新翻訳事業について

聖書事業懇談会 新しい聖書翻訳の課題と展望 樋口 進氏

樋口 進氏
2014年5月22日
於:毎日インテシオ

Ⅳ、新しい翻訳の課題

今回の新しい翻訳では、新共同訳の成果を生かしつつ、多くの教会で受け入れられるような原文に忠実で、かつ分かりやすく自然な美しい日本語の翻訳を目指しています。「お前」「お前たち」は、抵抗のある人も多く、極力避けるようになります。ヘブライ語にもギリシア語にも代名詞や接続詞が多く出ますが、省ける所は省いて自然な日本語にします。語順も必ずしも原文の語順通りではなく、入れ替えて、より自然な日本語にします。例えば、イザヤ書40:2では「語りかけよ、エルサレムの心に/呼びかけよ、これに」が直訳ですが、「エルサレムの心に語りかけ/彼女に呼びかけよ」と自然な日本語にします。

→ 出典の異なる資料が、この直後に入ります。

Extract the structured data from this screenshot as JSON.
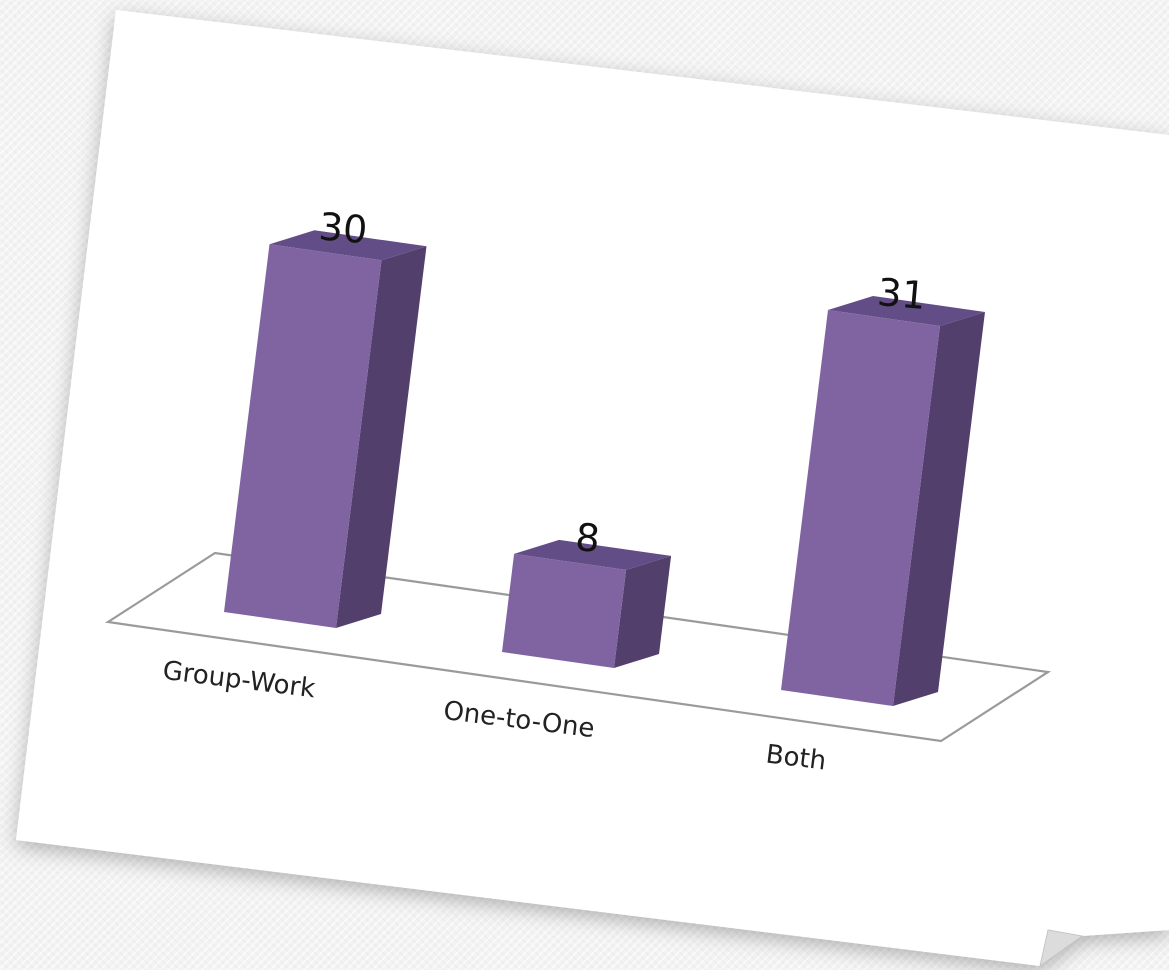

また書名、固有名詞などは、原則として新共同訳を踏襲します。ただ、「コヘレトの言葉」「使徒言行録」等は、さらに検討し、多くの教会で受け入れられるものとします。

今回の翻訳は、「スコポス理論」に基づて行われています。これは、オランダの聖書翻訳指導者のローレンス・デ・フリス氏が提唱したものです。「スコポス」というのは、目的、役割を意味します。そこで、今回の翻訳は、日本の教会の礼拝で使うということを主なスコポス(目的)とするということです。ですから、一般の人には分かりにくくても、教会でなじんできた語は使用することになります。例えば、「主」、「義」、「贖い」などは、そのまま使います。

原文に忠実に、かつより自然な日本語にという方針ですので、最初から、原語担当と日本語担当が共同で作業をします。その後、朗読者チェックが行われます。その後、翻訳者委員会において、数人の原語担当者と日本語担当者でさらに訳文を検討します。その後、いろんな専門家からなる編集委員会が行われ、さらに訳文が検討されます。さらに、パイロット版が出されて広く意見を聴取します。

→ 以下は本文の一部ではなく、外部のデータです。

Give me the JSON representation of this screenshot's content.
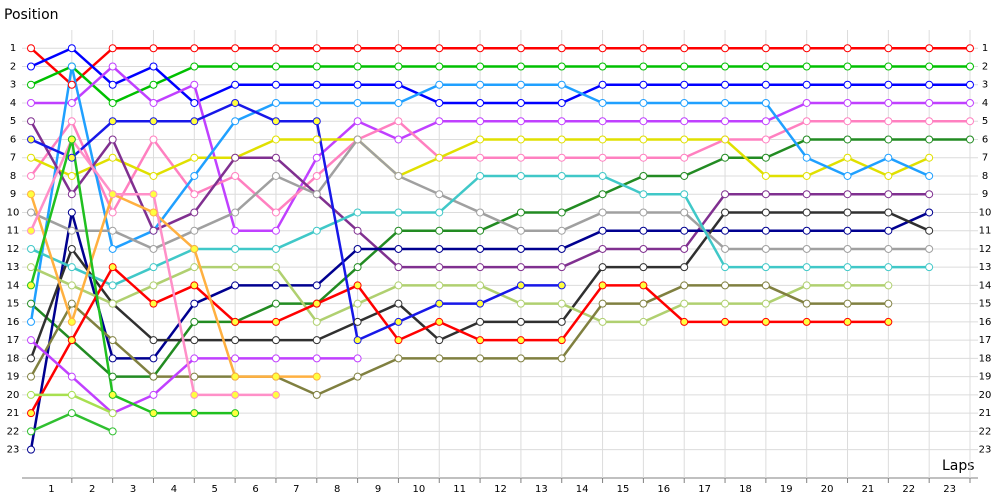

今回の翻訳においては、注が付けられます。これは、古代訳などを参考にして原文を読みかえる場合です。ただし、教会の礼拝で使うことが主な目的ですから、最小限のものとし、解説などは施されません(重要語については巻末で説明されます)。

また、礼拝で使われることから、聖書としての荘重さを出す訳文を工夫し、神に対しては、敬語を使用します。例えば、「主なる神は言われる」「神は地をご覧になった」「預言者に御手(あるいは主の手)が臨んだ」等です。

以上、新しい翻訳においては、教会の礼拝で使われることを主な目的とし、それにふさわしい、できるだけ原文に忠実で、かつ自然で美しい日本語になるようにと努力しています。そしてなによりも、多くの教会に受け入れられるように、作業の初めには聖霊の助けを求めて祈りをもって行われています。